Over the past 2 years we have come across more and more tenants seeking shorter tenancies, or a tenancy with a break-clause allowing them the freedom to serve notice during the fixed term. The reason given – “we are saving up to buy our own home”. Having said that the numbers are pretty low when compared with tenants looking for a more secure type of tenancy giving them a fixed period of certainty.

We have read reports that up to 2/3rds of tenants are saving up for a deposit, with many prepared to look further afield in order to make their home ownership dream a reality. Elsewhere we have read that less than 50% of tenants have anything currently saved towards a deposit.

Is the desire to own your own home anything new? Well no…., perhaps new to some is the realisation that if rents continue to rise the ability to save for a deposit becomes more difficult.

It wasn’t too long ago when 100% mortgages were easy to find and whilst small deposit mortgages are readily available, a change of market and personal circumstances could pose a risk.

What if a buyer borrows 95% and 2 years later prices drop? The homeowner, once tenant, could find themselves in negative equity and unable to sell.

Why would they want to sell?
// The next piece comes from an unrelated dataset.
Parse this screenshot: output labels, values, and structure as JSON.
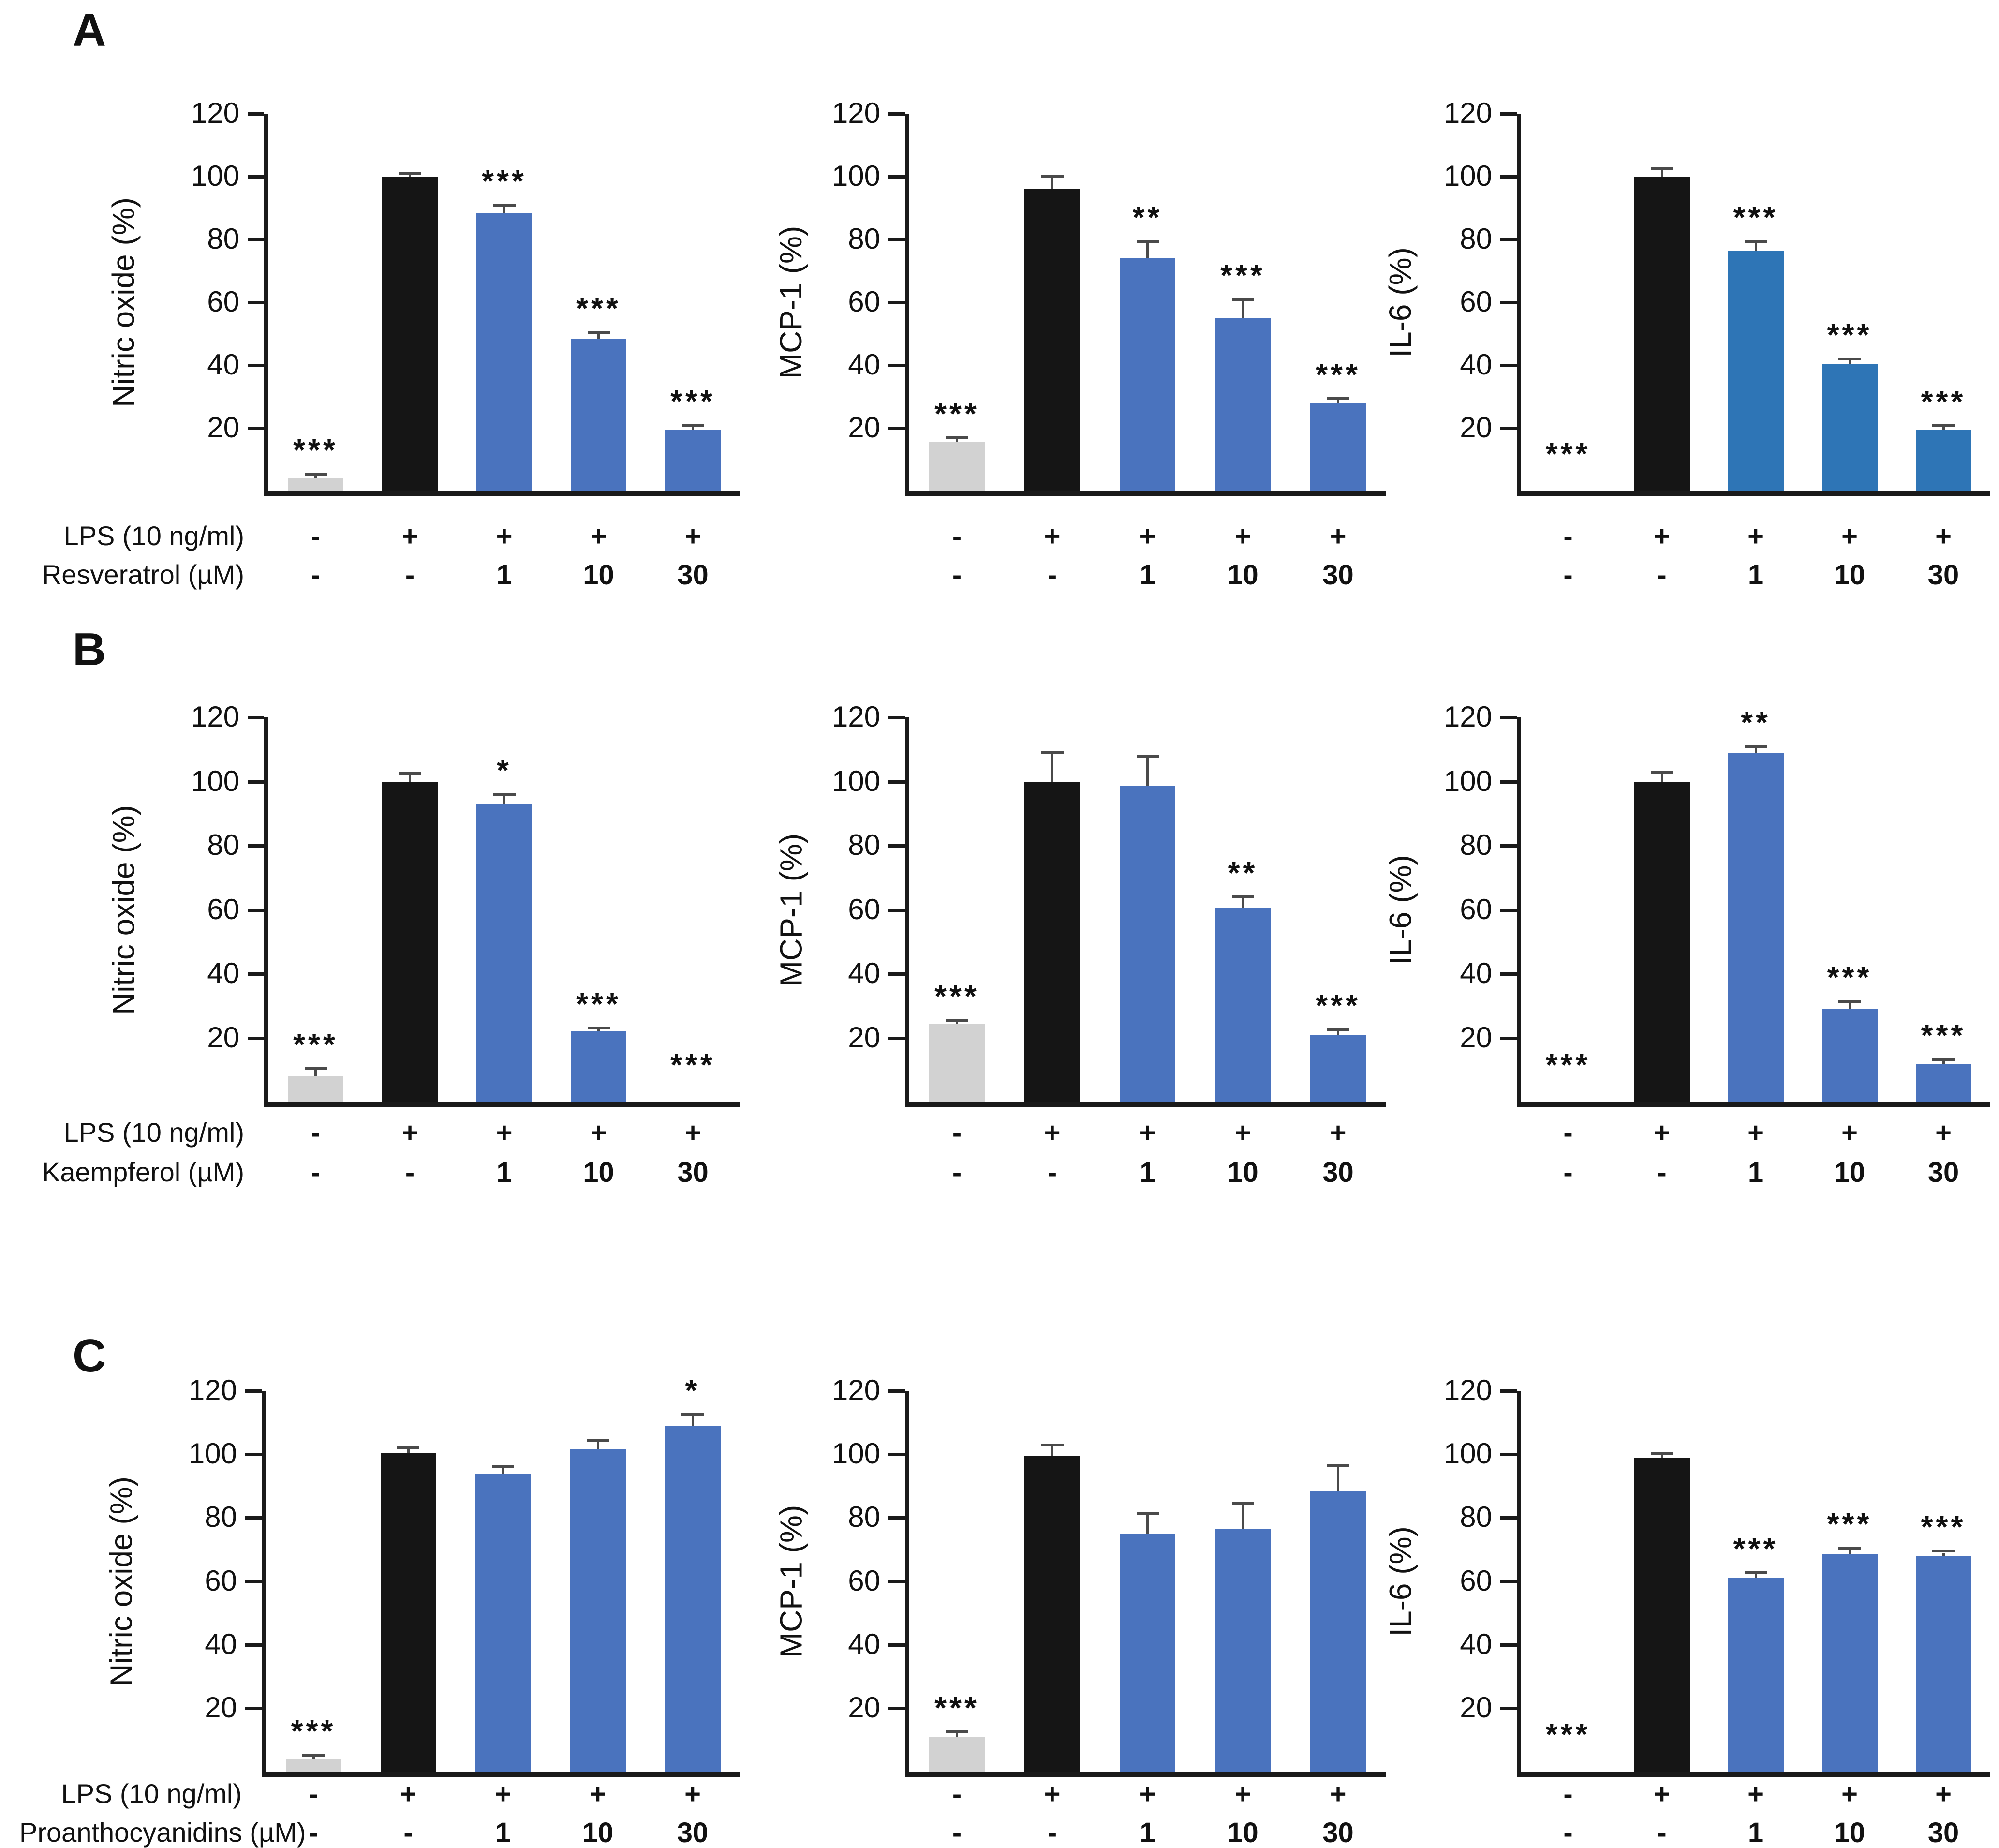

Perhaps having fallen on harder times they are unable to afford the mortgage payments. Interest rates may have gone up; the initial fixed on their mortgage may have come to an end with deals no longer as favourable as they once were. Selling their London home and relocating to a more affordable area could well be the best option, but negative equity could see them unable to do so.

I guess the homeowner, once tenant, could seek permission from their lender to let out the property and become a landlord, whilst moving to somewhere more affordable and renting.

Those of us who are a little more “long in the tooth” will appreciate the risks attached with taking out a hefty mortgage and renting does offer is flexibility, the freedom to move about, less risk and less responsibility, and whilst the vast majority of tenants want to own their own home, the private rented sector does provide an alternative to those not looking to commit to a mortgage just yet.

For the many who do want to buy it has never been more difficult to save for a deposit. The sums involved can be enormous so unless something significant were to happen then renting for some will remain the only viable option, at least for the time being.